Under what conditions does a binomial distribution approximate a normal distribution?

  • When the events are not independent
  • When the number of trials is large and the probability of success is not too close to 0 or 1
  • When the number of trials is small
  • When the probability of success changes with each trial
The binomial distribution approaches the normal distribution as the number of trials gets large, provided that the probability of success is not too close to 0 or 1. This is known as the De Moivre–Laplace theorem.

What are the degrees of freedom in a Chi-square test for goodness of fit?

  • The number of categories minus 1
  • The number of categories plus 1
  • The number of observations minus 1
  • The number of observations plus 1
In a Chi-square test for goodness of fit, the degrees of freedom are calculated as the number of categories minus 1.

If events A and B are independent, what is the P(A ∩ B)?

  • P(A) * P(B)
  • P(A) + P(B)
  • P(A) - P(B)
  • P(A) / P(B)
If events A and B are independent, the probability of both events occurring (P(A ∩ B)) is the product of their individual probabilities (P(A) * P(B)). This is a direct result of the Multiplication Rule for independent events.

In what type of data distribution do the mean, median, and mode coincide?

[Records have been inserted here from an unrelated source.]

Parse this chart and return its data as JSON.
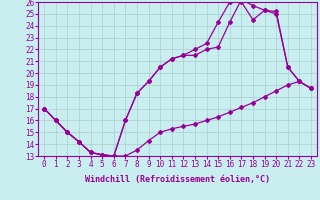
{
  "xlabel": "Windchill (Refroidissement éolien,°C)",
  "xlim": [
    -0.5,
    23.5
  ],
  "ylim": [
    13,
    26
  ],
  "xticks": [
    0,
    1,
    2,
    3,
    4,
    5,
    6,
    7,
    8,
    9,
    10,
    11,
    12,
    13,
    14,
    15,
    16,
    17,
    18,
    19,
    20,
    21,
    22,
    23
  ],
  "yticks": [
    13,
    14,
    15,
    16,
    17,
    18,
    19,
    20,
    21,
    22,
    23,
    24,
    25,
    26
  ],
  "line_color": "#990099",
  "bg_color": "#c8eef0",
  "grid_color": "#aacccc",
  "line1_y": [
    17.0,
    16.0,
    15.0,
    14.2,
    13.3,
    13.1,
    13.0,
    13.0,
    13.5,
    14.3,
    15.0,
    15.3,
    15.5,
    15.7,
    16.0,
    16.3,
    16.7,
    17.1,
    17.5,
    18.0,
    18.5,
    19.0,
    19.3,
    18.7
  ],
  "line2_y": [
    17.0,
    16.0,
    15.0,
    14.2,
    13.3,
    13.1,
    13.0,
    16.0,
    18.3,
    19.3,
    20.5,
    21.2,
    21.5,
    21.5,
    22.0,
    22.2,
    24.3,
    26.2,
    25.7,
    25.3,
    25.2,
    20.5,
    19.3,
    18.7
  ],
  "line3_y": [
    17.0,
    16.0,
    15.0,
    14.2,
    13.3,
    13.1,
    13.0,
    16.0,
    18.3,
    19.3,
    20.5,
    21.2,
    21.5,
    22.0,
    22.5,
    24.3,
    26.0,
    26.0,
    24.5,
    25.3,
    25.0,
    20.5,
    19.3,
    18.7
  ],
  "marker": "D",
  "markersize": 2,
  "linewidth": 0.9,
  "fontsize_xlabel": 6,
  "fontsize_ticks": 5.5
}
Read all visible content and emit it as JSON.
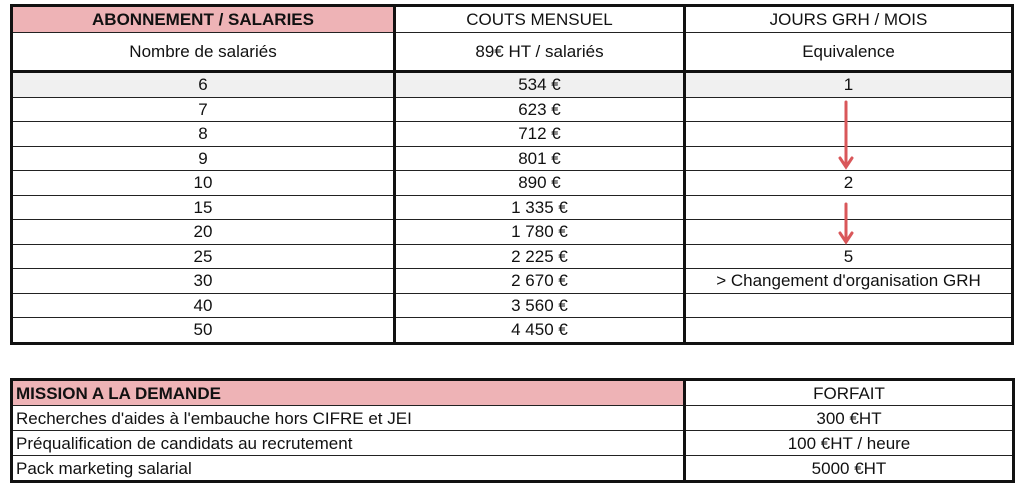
{
  "subscription_table": {
    "headers": [
      "ABONNEMENT / SALARIES",
      "COUTS MENSUEL",
      "JOURS GRH / MOIS"
    ],
    "subheaders": [
      "Nombre de salariés",
      "89€ HT / salariés",
      "Equivalence"
    ],
    "rows": [
      {
        "employees": "6",
        "cost": "534 €",
        "equivalence": "1"
      },
      {
        "employees": "7",
        "cost": "623 €",
        "equivalence": ""
      },
      {
        "employees": "8",
        "cost": "712 €",
        "equivalence": ""
      },
      {
        "employees": "9",
        "cost": "801 €",
        "equivalence": ""
      },
      {
        "employees": "10",
        "cost": "890 €",
        "equivalence": "2"
      },
      {
        "employees": "15",
        "cost": "1 335 €",
        "equivalence": ""
      },
      {
        "employees": "20",
        "cost": "1 780 €",
        "equivalence": ""
      },
      {
        "employees": "25",
        "cost": "2 225 €",
        "equivalence": "5"
      },
      {
        "employees": "30",
        "cost": "2 670 €",
        "equivalence": "> Changement d'organisation GRH"
      },
      {
        "employees": "40",
        "cost": "3 560 €",
        "equivalence": ""
      },
      {
        "employees": "50",
        "cost": "4 450 €",
        "equivalence": ""
      }
    ]
  },
  "mission_table": {
    "headers": [
      "MISSION A LA DEMANDE",
      "FORFAIT"
    ],
    "rows": [
      {
        "mission": "Recherches d'aides à l'embauche hors CIFRE et JEI",
        "price": "300 €HT"
      },
      {
        "mission": "Préqualification de candidats au recrutement",
        "price": "100 €HT / heure"
      },
      {
        "mission": "Pack marketing salarial",
        "price": "5000 €HT"
      }
    ]
  },
  "colors": {
    "header_pink": "#eeb3b6",
    "arrow_red": "#d9575a",
    "highlight_row": "#f0f0f0"
  }
}
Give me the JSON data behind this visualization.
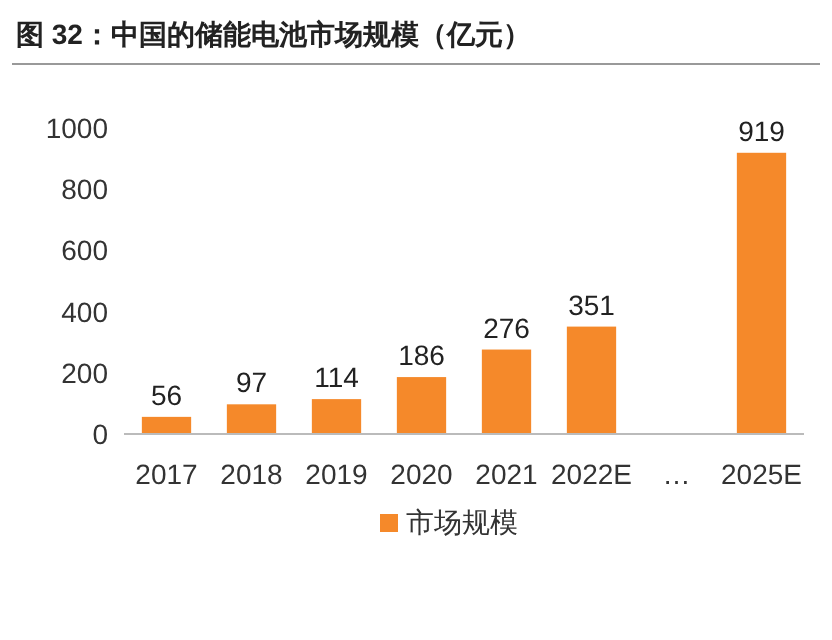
{
  "chart_data": {
    "type": "bar",
    "title": "图 32：中国的储能电池市场规模（亿元）",
    "categories": [
      "2017",
      "2018",
      "2019",
      "2020",
      "2021",
      "2022E",
      "…",
      "2025E"
    ],
    "series": [
      {
        "name": "市场规模",
        "color": "#f5892a",
        "values": [
          56,
          97,
          114,
          186,
          276,
          351,
          null,
          919
        ]
      }
    ],
    "ylim": [
      0,
      1000
    ],
    "yticks": [
      0,
      200,
      400,
      600,
      800,
      1000
    ],
    "data_labels": true,
    "legend": "bottom",
    "grid": false
  }
}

  • Negatively skewed distribution
  • Normal distribution
  • Positively skewed distribution
  • Uniform distribution
In a normal distribution, the mean, median, and mode all coincide, meaning they have the same value. A normal distribution is symmetrical, with the majority of observations clustering around the central peak; therefore, the mean, median, and mode all fall at the center.

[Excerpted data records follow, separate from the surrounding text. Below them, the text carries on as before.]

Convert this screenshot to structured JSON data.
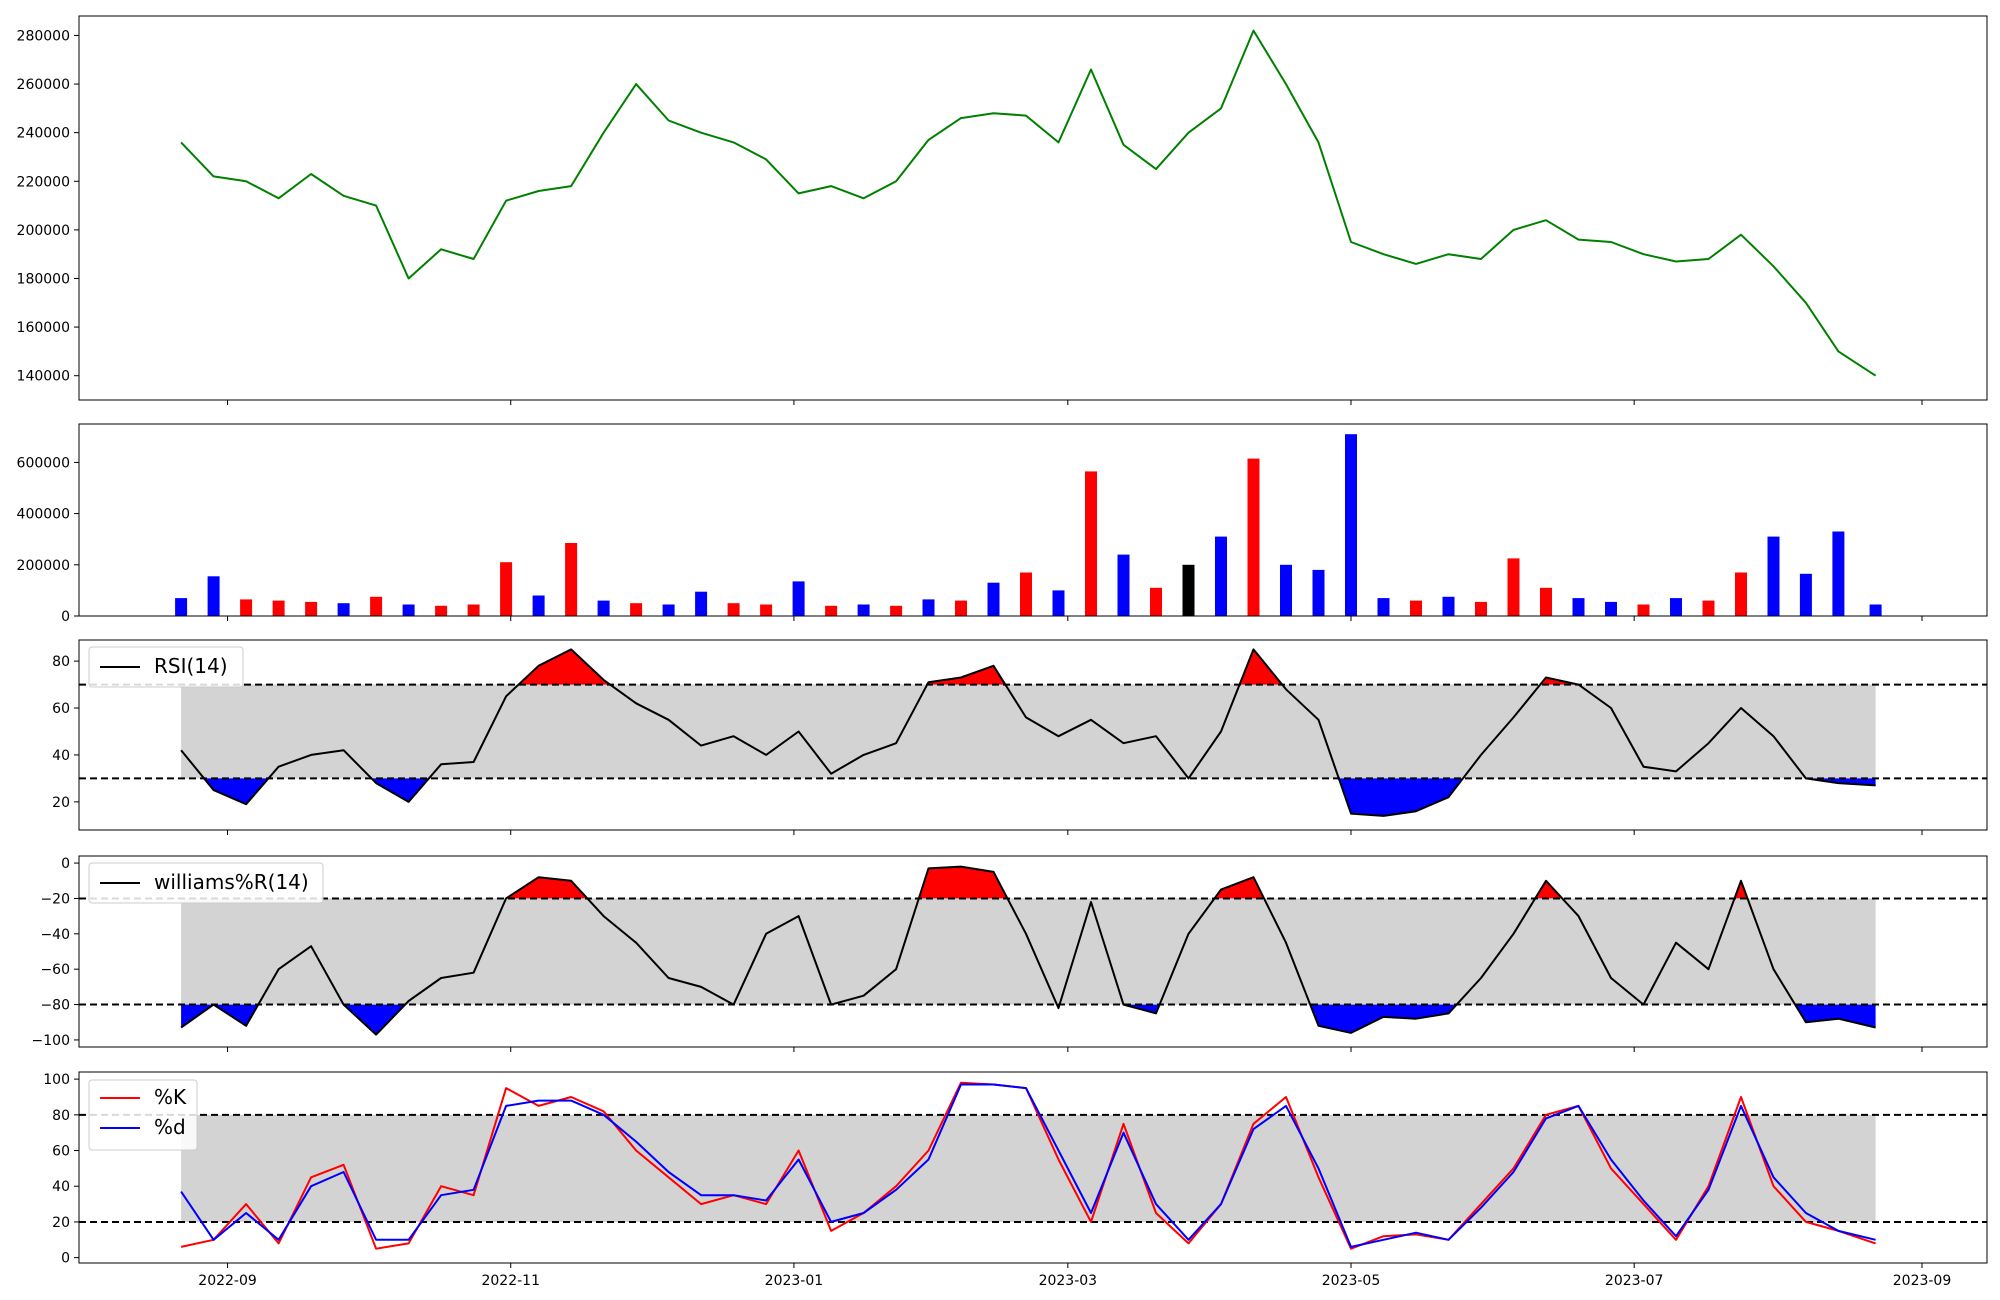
{
  "chart_data": [
    {
      "type": "line",
      "name": "price",
      "ylim": [
        130000,
        288000
      ],
      "y_ticks": [
        "140000",
        "160000",
        "180000",
        "200000",
        "220000",
        "240000",
        "260000",
        "280000"
      ],
      "line_color": "#008000",
      "x": [
        "2022-08-22",
        "2022-08-29",
        "2022-09-05",
        "2022-09-12",
        "2022-09-19",
        "2022-09-26",
        "2022-10-03",
        "2022-10-10",
        "2022-10-17",
        "2022-10-24",
        "2022-10-31",
        "2022-11-07",
        "2022-11-14",
        "2022-11-21",
        "2022-11-28",
        "2022-12-05",
        "2022-12-12",
        "2022-12-19",
        "2022-12-26",
        "2023-01-02",
        "2023-01-09",
        "2023-01-16",
        "2023-01-23",
        "2023-01-30",
        "2023-02-06",
        "2023-02-13",
        "2023-02-20",
        "2023-02-27",
        "2023-03-06",
        "2023-03-13",
        "2023-03-20",
        "2023-03-27",
        "2023-04-03",
        "2023-04-10",
        "2023-04-17",
        "2023-04-24",
        "2023-05-01",
        "2023-05-08",
        "2023-05-15",
        "2023-05-22",
        "2023-05-29",
        "2023-06-05",
        "2023-06-12",
        "2023-06-19",
        "2023-06-26",
        "2023-07-03",
        "2023-07-10",
        "2023-07-17",
        "2023-07-24",
        "2023-07-31",
        "2023-08-07",
        "2023-08-14",
        "2023-08-22"
      ],
      "values": [
        236000,
        222000,
        220000,
        213000,
        223000,
        214000,
        210000,
        180000,
        192000,
        188000,
        212000,
        216000,
        218000,
        240000,
        260000,
        245000,
        240000,
        236000,
        229000,
        215000,
        218000,
        213000,
        220000,
        237000,
        246000,
        248000,
        247000,
        236000,
        266000,
        235000,
        225000,
        240000,
        250000,
        282000,
        260000,
        236000,
        195000,
        190000,
        186000,
        190000,
        188000,
        200000,
        204000,
        196000,
        195000,
        190000,
        187000,
        188000,
        198000,
        185000,
        170000,
        150000,
        140000
      ]
    },
    {
      "type": "bar",
      "name": "volume",
      "ylim": [
        0,
        750000
      ],
      "y_ticks": [
        "0",
        "200000",
        "400000",
        "600000"
      ],
      "up_color": "#ff0000",
      "down_color": "#0000ff",
      "flat_color": "#000000",
      "x": [
        "2022-08-22",
        "2022-08-29",
        "2022-09-05",
        "2022-09-12",
        "2022-09-19",
        "2022-09-26",
        "2022-10-03",
        "2022-10-10",
        "2022-10-17",
        "2022-10-24",
        "2022-10-31",
        "2022-11-07",
        "2022-11-14",
        "2022-11-21",
        "2022-11-28",
        "2022-12-05",
        "2022-12-12",
        "2022-12-19",
        "2022-12-26",
        "2023-01-02",
        "2023-01-09",
        "2023-01-16",
        "2023-01-23",
        "2023-01-30",
        "2023-02-06",
        "2023-02-13",
        "2023-02-20",
        "2023-02-27",
        "2023-03-06",
        "2023-03-13",
        "2023-03-20",
        "2023-03-27",
        "2023-04-03",
        "2023-04-10",
        "2023-04-17",
        "2023-04-24",
        "2023-05-01",
        "2023-05-08",
        "2023-05-15",
        "2023-05-22",
        "2023-05-29",
        "2023-06-05",
        "2023-06-12",
        "2023-06-19",
        "2023-06-26",
        "2023-07-03",
        "2023-07-10",
        "2023-07-17",
        "2023-07-24",
        "2023-07-31",
        "2023-08-07",
        "2023-08-14",
        "2023-08-22"
      ],
      "values": [
        70000,
        155000,
        65000,
        60000,
        55000,
        50000,
        75000,
        45000,
        40000,
        45000,
        210000,
        80000,
        285000,
        60000,
        50000,
        45000,
        95000,
        50000,
        45000,
        135000,
        40000,
        45000,
        40000,
        65000,
        60000,
        130000,
        170000,
        100000,
        565000,
        240000,
        110000,
        200000,
        310000,
        615000,
        200000,
        180000,
        710000,
        70000,
        60000,
        75000,
        55000,
        225000,
        110000,
        70000,
        55000,
        45000,
        70000,
        60000,
        170000,
        310000,
        165000,
        330000,
        45000
      ],
      "colors": [
        "down",
        "down",
        "up",
        "up",
        "up",
        "down",
        "up",
        "down",
        "up",
        "up",
        "up",
        "down",
        "up",
        "down",
        "up",
        "down",
        "down",
        "up",
        "up",
        "down",
        "up",
        "down",
        "up",
        "down",
        "up",
        "down",
        "up",
        "down",
        "up",
        "down",
        "up",
        "flat",
        "down",
        "up",
        "down",
        "down",
        "down",
        "down",
        "up",
        "down",
        "up",
        "up",
        "up",
        "down",
        "down",
        "up",
        "down",
        "up",
        "up",
        "down",
        "down",
        "down",
        "down"
      ]
    },
    {
      "type": "line",
      "name": "rsi",
      "legend": "RSI(14)",
      "ylim": [
        8,
        89
      ],
      "y_ticks": [
        "20",
        "40",
        "60",
        "80"
      ],
      "band": [
        30,
        70
      ],
      "line_color": "#000000",
      "over_color": "#ff0000",
      "under_color": "#0000ff",
      "band_color": "#d3d3d3",
      "x": [
        "2022-08-22",
        "2022-08-29",
        "2022-09-05",
        "2022-09-12",
        "2022-09-19",
        "2022-09-26",
        "2022-10-03",
        "2022-10-10",
        "2022-10-17",
        "2022-10-24",
        "2022-10-31",
        "2022-11-07",
        "2022-11-14",
        "2022-11-21",
        "2022-11-28",
        "2022-12-05",
        "2022-12-12",
        "2022-12-19",
        "2022-12-26",
        "2023-01-02",
        "2023-01-09",
        "2023-01-16",
        "2023-01-23",
        "2023-01-30",
        "2023-02-06",
        "2023-02-13",
        "2023-02-20",
        "2023-02-27",
        "2023-03-06",
        "2023-03-13",
        "2023-03-20",
        "2023-03-27",
        "2023-04-03",
        "2023-04-10",
        "2023-04-17",
        "2023-04-24",
        "2023-05-01",
        "2023-05-08",
        "2023-05-15",
        "2023-05-22",
        "2023-05-29",
        "2023-06-05",
        "2023-06-12",
        "2023-06-19",
        "2023-06-26",
        "2023-07-03",
        "2023-07-10",
        "2023-07-17",
        "2023-07-24",
        "2023-07-31",
        "2023-08-07",
        "2023-08-14",
        "2023-08-22"
      ],
      "values": [
        42,
        25,
        19,
        35,
        40,
        42,
        28,
        20,
        36,
        37,
        65,
        78,
        85,
        72,
        62,
        55,
        44,
        48,
        40,
        50,
        32,
        40,
        45,
        71,
        73,
        78,
        56,
        48,
        55,
        45,
        48,
        30,
        50,
        85,
        68,
        55,
        15,
        14,
        16,
        22,
        40,
        56,
        73,
        70,
        60,
        35,
        33,
        45,
        60,
        48,
        30,
        28,
        27
      ]
    },
    {
      "type": "line",
      "name": "williams",
      "legend": "williams%R(14)",
      "ylim": [
        -104,
        4
      ],
      "y_ticks": [
        "−100",
        "−80",
        "−60",
        "−40",
        "−20",
        "0"
      ],
      "band": [
        -80,
        -20
      ],
      "line_color": "#000000",
      "over_color": "#ff0000",
      "under_color": "#0000ff",
      "band_color": "#d3d3d3",
      "x": [
        "2022-08-22",
        "2022-08-29",
        "2022-09-05",
        "2022-09-12",
        "2022-09-19",
        "2022-09-26",
        "2022-10-03",
        "2022-10-10",
        "2022-10-17",
        "2022-10-24",
        "2022-10-31",
        "2022-11-07",
        "2022-11-14",
        "2022-11-21",
        "2022-11-28",
        "2022-12-05",
        "2022-12-12",
        "2022-12-19",
        "2022-12-26",
        "2023-01-02",
        "2023-01-09",
        "2023-01-16",
        "2023-01-23",
        "2023-01-30",
        "2023-02-06",
        "2023-02-13",
        "2023-02-20",
        "2023-02-27",
        "2023-03-06",
        "2023-03-13",
        "2023-03-20",
        "2023-03-27",
        "2023-04-03",
        "2023-04-10",
        "2023-04-17",
        "2023-04-24",
        "2023-05-01",
        "2023-05-08",
        "2023-05-15",
        "2023-05-22",
        "2023-05-29",
        "2023-06-05",
        "2023-06-12",
        "2023-06-19",
        "2023-06-26",
        "2023-07-03",
        "2023-07-10",
        "2023-07-17",
        "2023-07-24",
        "2023-07-31",
        "2023-08-07",
        "2023-08-14",
        "2023-08-22"
      ],
      "values": [
        -93,
        -80,
        -92,
        -60,
        -47,
        -80,
        -97,
        -78,
        -65,
        -62,
        -20,
        -8,
        -10,
        -30,
        -45,
        -65,
        -70,
        -80,
        -40,
        -30,
        -80,
        -75,
        -60,
        -3,
        -2,
        -5,
        -40,
        -82,
        -22,
        -80,
        -85,
        -40,
        -15,
        -8,
        -45,
        -92,
        -96,
        -87,
        -88,
        -85,
        -65,
        -40,
        -10,
        -30,
        -65,
        -80,
        -45,
        -60,
        -10,
        -60,
        -90,
        -88,
        -93
      ]
    },
    {
      "type": "line",
      "name": "stochastic",
      "legend": [
        "%K",
        "%d"
      ],
      "ylim": [
        -3,
        104
      ],
      "y_ticks": [
        "0",
        "20",
        "40",
        "60",
        "80",
        "100"
      ],
      "band": [
        20,
        80
      ],
      "band_color": "#d3d3d3",
      "x": [
        "2022-08-22",
        "2022-08-29",
        "2022-09-05",
        "2022-09-12",
        "2022-09-19",
        "2022-09-26",
        "2022-10-03",
        "2022-10-10",
        "2022-10-17",
        "2022-10-24",
        "2022-10-31",
        "2022-11-07",
        "2022-11-14",
        "2022-11-21",
        "2022-11-28",
        "2022-12-05",
        "2022-12-12",
        "2022-12-19",
        "2022-12-26",
        "2023-01-02",
        "2023-01-09",
        "2023-01-16",
        "2023-01-23",
        "2023-01-30",
        "2023-02-06",
        "2023-02-13",
        "2023-02-20",
        "2023-02-27",
        "2023-03-06",
        "2023-03-13",
        "2023-03-20",
        "2023-03-27",
        "2023-04-03",
        "2023-04-10",
        "2023-04-17",
        "2023-04-24",
        "2023-05-01",
        "2023-05-08",
        "2023-05-15",
        "2023-05-22",
        "2023-05-29",
        "2023-06-05",
        "2023-06-12",
        "2023-06-19",
        "2023-06-26",
        "2023-07-03",
        "2023-07-10",
        "2023-07-17",
        "2023-07-24",
        "2023-07-31",
        "2023-08-07",
        "2023-08-14",
        "2023-08-22"
      ],
      "series": [
        {
          "name": "%K",
          "color": "#ff0000",
          "values": [
            6,
            10,
            30,
            8,
            45,
            52,
            5,
            8,
            40,
            35,
            95,
            85,
            90,
            82,
            60,
            45,
            30,
            35,
            30,
            60,
            15,
            25,
            40,
            60,
            98,
            97,
            95,
            55,
            20,
            75,
            25,
            8,
            30,
            75,
            90,
            45,
            5,
            12,
            13,
            10,
            30,
            50,
            80,
            85,
            50,
            30,
            10,
            40,
            90,
            40,
            20,
            15,
            8
          ]
        },
        {
          "name": "%d",
          "color": "#0000ff",
          "values": [
            37,
            10,
            25,
            10,
            40,
            48,
            10,
            10,
            35,
            38,
            85,
            88,
            88,
            80,
            65,
            48,
            35,
            35,
            32,
            55,
            20,
            25,
            38,
            55,
            97,
            97,
            95,
            60,
            25,
            70,
            30,
            10,
            30,
            72,
            85,
            50,
            6,
            10,
            14,
            10,
            28,
            48,
            78,
            85,
            55,
            32,
            12,
            38,
            85,
            45,
            25,
            15,
            10
          ]
        }
      ]
    }
  ],
  "x_axis": {
    "tick_dates": [
      "2022-09-01",
      "2022-11-01",
      "2023-01-01",
      "2023-03-01",
      "2023-05-01",
      "2023-07-01",
      "2023-09-01"
    ],
    "tick_labels": [
      "2022-09",
      "2022-11",
      "2023-01",
      "2023-03",
      "2023-05",
      "2023-07",
      "2023-09"
    ],
    "range": [
      "2022-07-31",
      "2023-09-15"
    ]
  }
}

What does a histogram represent in data visualization?

  • The change of a variable over time
  • The correlation between two variables
  • The frequency distribution of a single variable
  • The relationship between three variables
A histogram is a graphical representation of the distribution of a dataset. It is an estimate of the probability distribution of a continuous variable. To construct a histogram, the first step is to "bin" the range of values, i.e., divide the entire range of values into a series of intervals, and then count how many values fall into each interval.

What is the primary assumption for performing a Z-test?

  • All of the above
  • The data is normally distributed
  • The population standard deviation is known
  • The sample size is very large
The primary assumption for a Z-test is that the population standard deviation is known. While a large sample size and normal distribution are often associated with Z-tests, they're not the primary assumption.

What does a negative kurtosis indicate about the distribution of the dataset?

  • The distribution has a perfect bell shape
  • The distribution is less outlier-prone than a normal distribution
  • The distribution is more outlier-prone than a normal distribution
  • The distribution is skewed
A negative kurtosis value indicates that the distribution has lighter tails and a flatter peak than the normal distribution. It means there are fewer outliers (extreme values), thus it is less outlier-prone than a normal distribution.

What does the F-statistic signify in an ANOVA test?

  • The ratio of between-group variability to within-group variability
  • The ratio of total variability to within-group variability
  • The ratio of within-group variability to between-group variability
  • The ratio of within-group variability to total variability
In an ANOVA test, the F-statistic is the ratio of the between-group variability to the within-group variability. In other words, it measures how much the means of each group vary between the groups, compared to how much they vary within each group. A larger F-statistic implies a greater degree of difference between the group means.

What assumption about the residuals of a linear regression model does homoscedasticity refer to?

  • The residuals are independent
  • The residuals are normally distributed
  • The residuals have a linear relationship with the dependent variable
  • The residuals have constant variance
Homoscedasticity refers to the assumption that the residuals (errors) have constant variance at each level of the independent variable(s). This is important for the reliability of the regression model.

How does stratified random sampling differ from simple random sampling?

  • Stratified random sampling always involves larger sample sizes than simple random sampling
  • Stratified random sampling involves dividing the population into subgroups and selecting individuals from each subgroup
  • Stratified random sampling is the same as simple random sampling
  • Stratified random sampling only selects individuals from a single subgroup
Stratified random sampling differs from simple random sampling in that it first divides the population into non-overlapping groups, or strata, based on specific characteristics, and then selects a simple random sample from each stratum. This can ensure that each subgroup is adequately represented in the sample, which can increase the precision of estimates.